Y podremos decir que sabemos con quién hablamos y cómo se encuentra la persona con la que lo hacemos. Hay demasiadas relaciones vacías, formales, vestidas de cordialidad y buenos modales. Una cosa es la sociabilidad y otra muy distinta, la hipocresía del “quedar bien” a toda costa.

Cuando le dicen NO, al que no sabe decirlo, entra como en una negación, no puede creer que si pide algo se lo nieguen, porque su cerebro no está estructurado para realizar ese proceso de pensamiento. No entiende lo que está pasando, se supone que siempre se debe decir Si, por lo menos para esa persona, porque no sabe utilizar el NO.

Digamos “no” cuando queremos decir “no”

• No nos sintamos culpables por decir “no”.

• Dar (adecuadamente) prioridad a nuestras necesidades, opiniones y deseos NO es una manifestación de egoísmo, sino de responsabilidad, autoestima y madurez.

• Decir “NO” cuando lo consideramos justo o necesario es la mejor forma de comprobar en qué medida se nos valora y se nos quiere por cómo somos en realidad.

• Permitámonos verificar que nuestras negativas no sólo no rompen vínculos con los demás, sino que plasman un compromiso de sinceridad, respeto (por los demás y por nosotros mismos), responsabilidad y autenticidad.

• La confianza se fortalece cuando el diálogo y la interacción no se sustentan en falsos asentimientos y condescendencias.

• Si ejercemos nuestro derecho a decir “NO”, podremos pensar que los demás hacen lo propio, y asentaremos una comunicación más fiable, veraz y fluida.

Tips para aprender a decir “NO”:

Pregúntate si lo que te están pidiendo es algo que tu realmente quieres hacer. Piénsalo detenidamente, no te dejes llevar por el impulso de decir “si”. Observa si TU realmente deseas hacerlo o no, independientemente de los deseos o las expectativas del otro.

Toma tu tiempo antes de responder. No des una respuesta en ese momento, di algo como: “déjame pensarlo y te digo al rato”, o “tengo que ver si no tengo otros compromisos, pero te confirmo mañana”. Esto te va a ayudar mucho a observar con calma si lo que te están pidiendo es algo que tú quieres hacer o no.

Pregúntate si tienes el tiempo para hacerlo. Muchas veces no es que no queramos complacer al otro, simplemente no tenemos el tiempo. Evalúa tus prioridades y si decides que puedes dedicar algo de tu tiempo al otro sin afectar tus proyectos, adelante. De lo contrario, es mejor decir “no”.

Puedes buscar un punto medio. Tal vez no quieras hacer exactamente lo que te piden pero si estás dispuesto a buscar un acuerdo en el que ambas partes ceden un poco. Di “no”, pero propón otra alternativa. Puedes decir algo como: “Mira, hoy no puedo ayudarte con eso pero si no te es muy urgente, mañana sí tendría una hora para ayudarte”.
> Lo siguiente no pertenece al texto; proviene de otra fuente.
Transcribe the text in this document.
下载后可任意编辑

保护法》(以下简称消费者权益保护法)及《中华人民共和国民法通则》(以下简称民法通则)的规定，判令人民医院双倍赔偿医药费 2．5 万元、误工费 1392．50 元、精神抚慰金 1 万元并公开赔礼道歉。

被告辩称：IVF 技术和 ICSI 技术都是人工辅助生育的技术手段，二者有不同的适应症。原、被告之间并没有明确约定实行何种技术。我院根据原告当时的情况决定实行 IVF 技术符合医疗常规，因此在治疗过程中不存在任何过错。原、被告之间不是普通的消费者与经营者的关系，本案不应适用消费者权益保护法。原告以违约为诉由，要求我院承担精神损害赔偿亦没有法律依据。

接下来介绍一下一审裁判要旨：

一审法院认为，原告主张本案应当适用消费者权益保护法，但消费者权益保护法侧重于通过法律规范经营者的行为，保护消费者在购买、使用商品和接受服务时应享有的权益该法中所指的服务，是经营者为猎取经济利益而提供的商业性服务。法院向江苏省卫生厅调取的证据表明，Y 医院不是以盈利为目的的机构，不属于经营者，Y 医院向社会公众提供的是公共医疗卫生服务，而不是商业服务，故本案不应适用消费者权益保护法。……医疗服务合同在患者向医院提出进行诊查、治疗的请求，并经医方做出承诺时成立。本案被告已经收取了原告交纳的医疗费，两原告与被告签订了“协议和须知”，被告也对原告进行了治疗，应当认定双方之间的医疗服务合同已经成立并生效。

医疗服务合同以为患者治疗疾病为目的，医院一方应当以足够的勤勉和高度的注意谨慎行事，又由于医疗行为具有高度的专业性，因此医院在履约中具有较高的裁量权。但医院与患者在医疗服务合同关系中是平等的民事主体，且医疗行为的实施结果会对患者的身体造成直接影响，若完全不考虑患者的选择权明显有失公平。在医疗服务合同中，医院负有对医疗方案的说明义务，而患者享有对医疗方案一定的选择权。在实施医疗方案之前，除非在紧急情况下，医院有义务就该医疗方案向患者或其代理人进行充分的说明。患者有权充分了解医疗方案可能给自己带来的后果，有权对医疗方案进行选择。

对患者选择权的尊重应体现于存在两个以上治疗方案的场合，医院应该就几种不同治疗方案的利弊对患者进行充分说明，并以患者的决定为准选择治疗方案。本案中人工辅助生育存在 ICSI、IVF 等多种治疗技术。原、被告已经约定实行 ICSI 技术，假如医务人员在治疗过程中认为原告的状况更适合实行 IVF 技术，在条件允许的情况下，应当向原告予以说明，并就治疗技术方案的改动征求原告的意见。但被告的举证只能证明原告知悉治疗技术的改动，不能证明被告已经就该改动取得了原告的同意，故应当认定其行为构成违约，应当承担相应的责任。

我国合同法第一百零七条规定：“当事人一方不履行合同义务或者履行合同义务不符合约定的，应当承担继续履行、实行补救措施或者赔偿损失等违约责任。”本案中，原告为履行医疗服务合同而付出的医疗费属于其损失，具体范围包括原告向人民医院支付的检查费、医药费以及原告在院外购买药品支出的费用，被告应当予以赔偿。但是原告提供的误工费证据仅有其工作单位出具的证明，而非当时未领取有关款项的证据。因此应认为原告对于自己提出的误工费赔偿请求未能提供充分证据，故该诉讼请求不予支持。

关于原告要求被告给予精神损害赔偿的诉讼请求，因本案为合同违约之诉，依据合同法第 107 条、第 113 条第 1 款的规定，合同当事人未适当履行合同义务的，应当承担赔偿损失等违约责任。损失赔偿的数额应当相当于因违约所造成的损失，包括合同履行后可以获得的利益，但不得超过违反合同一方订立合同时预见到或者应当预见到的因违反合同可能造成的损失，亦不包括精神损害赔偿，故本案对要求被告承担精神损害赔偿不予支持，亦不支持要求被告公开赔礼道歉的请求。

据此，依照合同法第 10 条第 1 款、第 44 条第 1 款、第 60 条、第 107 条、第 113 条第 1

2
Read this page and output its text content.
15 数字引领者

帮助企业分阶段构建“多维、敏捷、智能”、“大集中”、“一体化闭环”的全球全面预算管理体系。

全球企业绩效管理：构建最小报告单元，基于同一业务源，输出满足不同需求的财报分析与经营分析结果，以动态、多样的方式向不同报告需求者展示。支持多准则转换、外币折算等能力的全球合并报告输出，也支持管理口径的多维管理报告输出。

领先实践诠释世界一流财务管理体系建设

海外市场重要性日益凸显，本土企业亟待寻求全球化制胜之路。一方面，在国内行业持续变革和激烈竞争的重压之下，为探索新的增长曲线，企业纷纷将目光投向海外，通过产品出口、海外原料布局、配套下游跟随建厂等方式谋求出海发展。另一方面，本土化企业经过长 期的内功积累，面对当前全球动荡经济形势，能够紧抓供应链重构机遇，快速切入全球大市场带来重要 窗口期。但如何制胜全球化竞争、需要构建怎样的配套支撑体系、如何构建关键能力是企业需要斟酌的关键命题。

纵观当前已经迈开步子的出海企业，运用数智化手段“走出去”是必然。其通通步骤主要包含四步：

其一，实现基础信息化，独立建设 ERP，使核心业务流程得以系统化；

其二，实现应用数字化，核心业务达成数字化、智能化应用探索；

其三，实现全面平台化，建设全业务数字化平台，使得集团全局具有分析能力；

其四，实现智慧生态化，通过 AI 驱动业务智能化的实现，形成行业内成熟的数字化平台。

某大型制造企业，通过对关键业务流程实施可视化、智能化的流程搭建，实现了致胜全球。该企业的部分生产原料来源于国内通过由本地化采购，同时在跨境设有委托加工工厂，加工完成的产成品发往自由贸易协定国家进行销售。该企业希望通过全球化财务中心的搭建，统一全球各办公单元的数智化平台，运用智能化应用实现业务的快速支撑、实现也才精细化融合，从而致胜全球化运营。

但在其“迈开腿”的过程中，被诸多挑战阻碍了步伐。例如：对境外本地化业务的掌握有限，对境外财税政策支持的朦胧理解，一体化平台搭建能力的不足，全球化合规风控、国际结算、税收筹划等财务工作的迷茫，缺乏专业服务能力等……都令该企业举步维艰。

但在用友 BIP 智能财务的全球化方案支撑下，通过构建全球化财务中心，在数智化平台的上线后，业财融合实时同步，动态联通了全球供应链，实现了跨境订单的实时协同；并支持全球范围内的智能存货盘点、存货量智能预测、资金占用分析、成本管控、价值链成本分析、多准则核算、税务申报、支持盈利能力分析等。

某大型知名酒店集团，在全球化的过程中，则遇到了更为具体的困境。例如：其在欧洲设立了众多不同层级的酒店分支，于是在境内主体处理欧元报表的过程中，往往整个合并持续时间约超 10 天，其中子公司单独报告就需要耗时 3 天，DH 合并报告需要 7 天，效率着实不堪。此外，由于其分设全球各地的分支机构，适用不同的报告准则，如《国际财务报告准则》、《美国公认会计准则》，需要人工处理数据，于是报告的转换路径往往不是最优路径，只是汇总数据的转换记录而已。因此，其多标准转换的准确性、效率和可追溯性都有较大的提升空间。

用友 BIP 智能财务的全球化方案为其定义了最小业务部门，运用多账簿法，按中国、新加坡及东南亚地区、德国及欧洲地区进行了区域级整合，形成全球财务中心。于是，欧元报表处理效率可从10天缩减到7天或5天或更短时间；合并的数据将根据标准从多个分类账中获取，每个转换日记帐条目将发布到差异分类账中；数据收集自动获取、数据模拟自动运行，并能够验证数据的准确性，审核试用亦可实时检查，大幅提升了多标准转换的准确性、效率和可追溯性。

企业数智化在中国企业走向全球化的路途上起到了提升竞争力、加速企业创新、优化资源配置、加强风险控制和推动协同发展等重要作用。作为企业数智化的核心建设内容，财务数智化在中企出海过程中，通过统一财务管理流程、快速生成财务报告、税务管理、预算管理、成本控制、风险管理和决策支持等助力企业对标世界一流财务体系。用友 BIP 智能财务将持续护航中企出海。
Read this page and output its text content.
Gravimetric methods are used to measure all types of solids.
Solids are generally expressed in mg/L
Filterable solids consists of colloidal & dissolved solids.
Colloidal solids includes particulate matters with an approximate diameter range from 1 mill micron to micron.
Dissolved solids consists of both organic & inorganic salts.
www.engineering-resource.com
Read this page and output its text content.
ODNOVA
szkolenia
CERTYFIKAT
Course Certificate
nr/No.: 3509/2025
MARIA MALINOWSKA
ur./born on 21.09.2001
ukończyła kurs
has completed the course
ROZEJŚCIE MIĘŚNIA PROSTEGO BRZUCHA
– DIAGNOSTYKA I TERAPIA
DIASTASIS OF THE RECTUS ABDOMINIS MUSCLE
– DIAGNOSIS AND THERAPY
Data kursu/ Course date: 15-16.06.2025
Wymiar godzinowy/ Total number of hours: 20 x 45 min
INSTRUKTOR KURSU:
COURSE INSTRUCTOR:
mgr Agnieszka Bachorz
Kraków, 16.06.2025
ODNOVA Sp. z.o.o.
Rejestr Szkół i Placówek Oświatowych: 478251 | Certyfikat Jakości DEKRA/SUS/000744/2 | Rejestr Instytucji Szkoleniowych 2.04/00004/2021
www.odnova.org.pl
Si vas a decir “no”, sé honesto y amable. Lo mejor es decirle al otro que no podemos porque tenemos otros pendientes, sin tener que entrar en detalles, y decírselo de la manera más amable y con seguridad, que al decir “no”, no te sientas mal de decirlo. Se trata de que puedas decir “no” con la seguridad de que es tu decisión y de que tienes todo el derecho de negarte. Recuerda que es señal de buena autoestima.